It is a commonplace that the initial framing of an inquiry determines the form of the conclusions, and may even determine the conclusions themselves. When contemplating death this is as true as it is elsewhere, and given the importance of confusion on this point we may need to clear the matter of obstacles. – To be concerned with the unknowable afterlife is a failure of objectivity; it results from pressing the question in the form “How will feel when I am dead?” which cannot be answered; as if to say “What colour will this yellow flower be when it is blue?” The question is superfluous and its manifest redundancy is self-answering. Similarly, in answer to the former question we could say You won’t feel, you will be dead. Such a response will fail to satisfy, of course, since the question was posed in such a manner as to impart a sense of mystery that forbids clear resolution. By approaching death from the viewpoint of your own subjectivity and its demise, we seem to see death as a barrier to knowledge. Death becomes a veil, and we become confused.

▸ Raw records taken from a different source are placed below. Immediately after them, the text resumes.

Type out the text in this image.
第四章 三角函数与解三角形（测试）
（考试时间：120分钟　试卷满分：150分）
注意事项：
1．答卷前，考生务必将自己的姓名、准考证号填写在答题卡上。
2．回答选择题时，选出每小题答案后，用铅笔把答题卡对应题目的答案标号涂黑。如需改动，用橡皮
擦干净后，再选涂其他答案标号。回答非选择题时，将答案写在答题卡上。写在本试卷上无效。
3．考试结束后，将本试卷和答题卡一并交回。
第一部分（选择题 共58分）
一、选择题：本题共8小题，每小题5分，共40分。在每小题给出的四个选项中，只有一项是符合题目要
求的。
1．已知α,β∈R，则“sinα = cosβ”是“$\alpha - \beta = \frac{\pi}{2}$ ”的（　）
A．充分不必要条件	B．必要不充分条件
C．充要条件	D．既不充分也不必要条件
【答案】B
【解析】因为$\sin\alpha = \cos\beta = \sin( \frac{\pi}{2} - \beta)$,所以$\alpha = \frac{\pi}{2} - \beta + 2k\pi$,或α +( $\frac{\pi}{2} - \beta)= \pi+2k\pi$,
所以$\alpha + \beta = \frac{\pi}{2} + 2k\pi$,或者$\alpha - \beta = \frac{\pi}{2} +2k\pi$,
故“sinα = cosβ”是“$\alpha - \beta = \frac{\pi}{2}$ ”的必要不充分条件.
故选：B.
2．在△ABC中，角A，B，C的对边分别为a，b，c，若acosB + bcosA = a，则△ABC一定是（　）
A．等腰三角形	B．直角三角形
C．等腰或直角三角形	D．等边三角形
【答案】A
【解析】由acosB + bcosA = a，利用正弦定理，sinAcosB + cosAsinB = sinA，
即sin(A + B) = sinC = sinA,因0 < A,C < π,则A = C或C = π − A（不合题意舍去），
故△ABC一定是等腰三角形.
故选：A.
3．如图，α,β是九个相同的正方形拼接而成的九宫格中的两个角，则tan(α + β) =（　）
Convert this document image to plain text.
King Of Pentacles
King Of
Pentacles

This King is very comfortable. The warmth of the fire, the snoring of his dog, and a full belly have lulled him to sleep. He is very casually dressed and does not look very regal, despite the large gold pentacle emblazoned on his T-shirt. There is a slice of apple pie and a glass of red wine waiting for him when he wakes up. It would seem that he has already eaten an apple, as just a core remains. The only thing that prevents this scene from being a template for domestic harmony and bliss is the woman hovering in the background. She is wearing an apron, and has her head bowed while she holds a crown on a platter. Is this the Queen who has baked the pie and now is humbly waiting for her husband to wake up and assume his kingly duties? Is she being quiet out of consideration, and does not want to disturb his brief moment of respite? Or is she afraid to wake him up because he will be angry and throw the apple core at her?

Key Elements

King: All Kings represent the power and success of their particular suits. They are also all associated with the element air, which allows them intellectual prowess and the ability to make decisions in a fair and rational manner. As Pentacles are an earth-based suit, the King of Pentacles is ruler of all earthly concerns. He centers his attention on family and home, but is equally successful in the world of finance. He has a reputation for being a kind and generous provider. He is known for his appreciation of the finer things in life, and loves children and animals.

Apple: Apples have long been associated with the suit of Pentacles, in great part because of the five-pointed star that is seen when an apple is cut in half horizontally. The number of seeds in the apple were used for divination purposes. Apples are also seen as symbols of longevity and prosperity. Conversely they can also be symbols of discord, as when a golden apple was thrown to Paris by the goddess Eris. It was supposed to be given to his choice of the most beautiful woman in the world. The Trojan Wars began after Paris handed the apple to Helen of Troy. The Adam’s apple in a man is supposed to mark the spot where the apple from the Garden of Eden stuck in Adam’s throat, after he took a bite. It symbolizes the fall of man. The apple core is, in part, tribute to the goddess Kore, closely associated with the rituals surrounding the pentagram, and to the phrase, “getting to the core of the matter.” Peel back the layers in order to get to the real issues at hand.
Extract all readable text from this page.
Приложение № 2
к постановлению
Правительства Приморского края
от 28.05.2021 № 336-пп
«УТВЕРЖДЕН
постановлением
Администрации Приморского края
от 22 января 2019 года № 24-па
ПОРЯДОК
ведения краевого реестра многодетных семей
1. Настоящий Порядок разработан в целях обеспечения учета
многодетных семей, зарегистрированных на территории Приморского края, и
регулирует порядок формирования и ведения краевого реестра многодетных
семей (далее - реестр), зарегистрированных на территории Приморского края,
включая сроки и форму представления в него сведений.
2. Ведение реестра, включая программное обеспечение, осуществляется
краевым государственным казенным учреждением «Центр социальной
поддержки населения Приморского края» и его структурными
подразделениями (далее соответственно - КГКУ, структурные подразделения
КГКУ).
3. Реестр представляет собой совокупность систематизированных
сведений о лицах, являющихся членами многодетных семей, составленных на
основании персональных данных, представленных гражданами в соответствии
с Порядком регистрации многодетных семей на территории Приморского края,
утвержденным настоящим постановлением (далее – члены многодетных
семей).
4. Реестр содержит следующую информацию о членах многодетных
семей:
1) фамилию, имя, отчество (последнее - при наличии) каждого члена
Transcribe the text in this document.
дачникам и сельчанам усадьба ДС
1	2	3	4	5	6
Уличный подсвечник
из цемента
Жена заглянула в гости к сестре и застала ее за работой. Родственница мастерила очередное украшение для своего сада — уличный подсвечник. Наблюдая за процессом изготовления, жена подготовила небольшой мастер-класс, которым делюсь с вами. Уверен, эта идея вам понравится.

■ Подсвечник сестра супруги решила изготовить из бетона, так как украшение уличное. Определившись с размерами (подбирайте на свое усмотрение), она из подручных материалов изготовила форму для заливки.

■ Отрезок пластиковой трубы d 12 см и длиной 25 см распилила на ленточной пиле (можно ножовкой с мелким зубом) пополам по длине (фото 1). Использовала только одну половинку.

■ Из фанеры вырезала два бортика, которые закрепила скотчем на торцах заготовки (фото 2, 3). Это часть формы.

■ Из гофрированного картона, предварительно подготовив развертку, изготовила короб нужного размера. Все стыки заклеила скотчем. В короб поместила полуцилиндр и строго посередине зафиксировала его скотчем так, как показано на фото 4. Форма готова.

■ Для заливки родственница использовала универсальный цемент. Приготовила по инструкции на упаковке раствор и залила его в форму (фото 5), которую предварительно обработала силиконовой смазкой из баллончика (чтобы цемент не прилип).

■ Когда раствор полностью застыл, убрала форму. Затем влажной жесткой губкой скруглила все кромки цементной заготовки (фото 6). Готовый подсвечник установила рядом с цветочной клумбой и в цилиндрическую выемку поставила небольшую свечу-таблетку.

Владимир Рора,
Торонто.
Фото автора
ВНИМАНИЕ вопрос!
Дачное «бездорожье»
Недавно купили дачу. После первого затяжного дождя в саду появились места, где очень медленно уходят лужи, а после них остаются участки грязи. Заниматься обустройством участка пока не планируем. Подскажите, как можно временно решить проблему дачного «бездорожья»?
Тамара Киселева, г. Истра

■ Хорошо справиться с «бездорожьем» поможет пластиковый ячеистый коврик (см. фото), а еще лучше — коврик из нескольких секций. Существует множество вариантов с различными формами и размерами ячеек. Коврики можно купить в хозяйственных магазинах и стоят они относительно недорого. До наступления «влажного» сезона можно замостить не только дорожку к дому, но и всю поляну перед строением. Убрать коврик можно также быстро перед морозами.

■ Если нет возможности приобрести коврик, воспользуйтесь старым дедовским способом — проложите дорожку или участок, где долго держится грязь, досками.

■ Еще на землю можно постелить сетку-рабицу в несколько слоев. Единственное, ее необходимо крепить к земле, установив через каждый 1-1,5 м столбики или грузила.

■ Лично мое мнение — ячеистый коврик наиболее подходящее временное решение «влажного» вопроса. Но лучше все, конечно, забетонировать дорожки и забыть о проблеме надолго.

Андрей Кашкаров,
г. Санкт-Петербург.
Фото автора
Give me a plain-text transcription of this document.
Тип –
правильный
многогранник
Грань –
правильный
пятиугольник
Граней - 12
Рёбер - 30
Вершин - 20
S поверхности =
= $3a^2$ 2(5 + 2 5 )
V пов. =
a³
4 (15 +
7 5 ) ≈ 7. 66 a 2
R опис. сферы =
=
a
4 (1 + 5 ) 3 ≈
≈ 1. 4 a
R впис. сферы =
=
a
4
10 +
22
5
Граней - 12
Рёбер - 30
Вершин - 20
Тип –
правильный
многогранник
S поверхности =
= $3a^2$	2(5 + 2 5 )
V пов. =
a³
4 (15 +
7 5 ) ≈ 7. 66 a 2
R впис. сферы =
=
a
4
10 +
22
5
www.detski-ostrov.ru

But let us triangulate upon this position: – How will the difference between me living and me dead be perceived by a third person? On this view life and death are both visible. Here is JC living (his body maintains its net aggregate complexity and prosecutes its interests); here is the body which we termed JC (this body no longer maintains its net aggregate complexity or prosecutes its interests), it is dying or already dead.

Thus, the puzzle of death is the result of carelessly framing the investigation from the point of view of an individual wondering about his own death, a framing which prevents an answer and creates a vacuous mystery. On this view, the veil of death is a logical artefact which we can sweep aside by thinking in terms of other’s deaths or of their view of your death. Life and death are both equally ascertainable for a third party. Living is this set of activities. Death is the cessation of those activities. In the midst of life we are in death. Yes, indeed, and the more so when we consider that death in this view is not so much a sudden change, but rather the culmination of a process which started some time earlier. The organism is in a sense dying as soon as it is born, only at that time and for most of its adult life it is living as much and a little bit more than it is dying.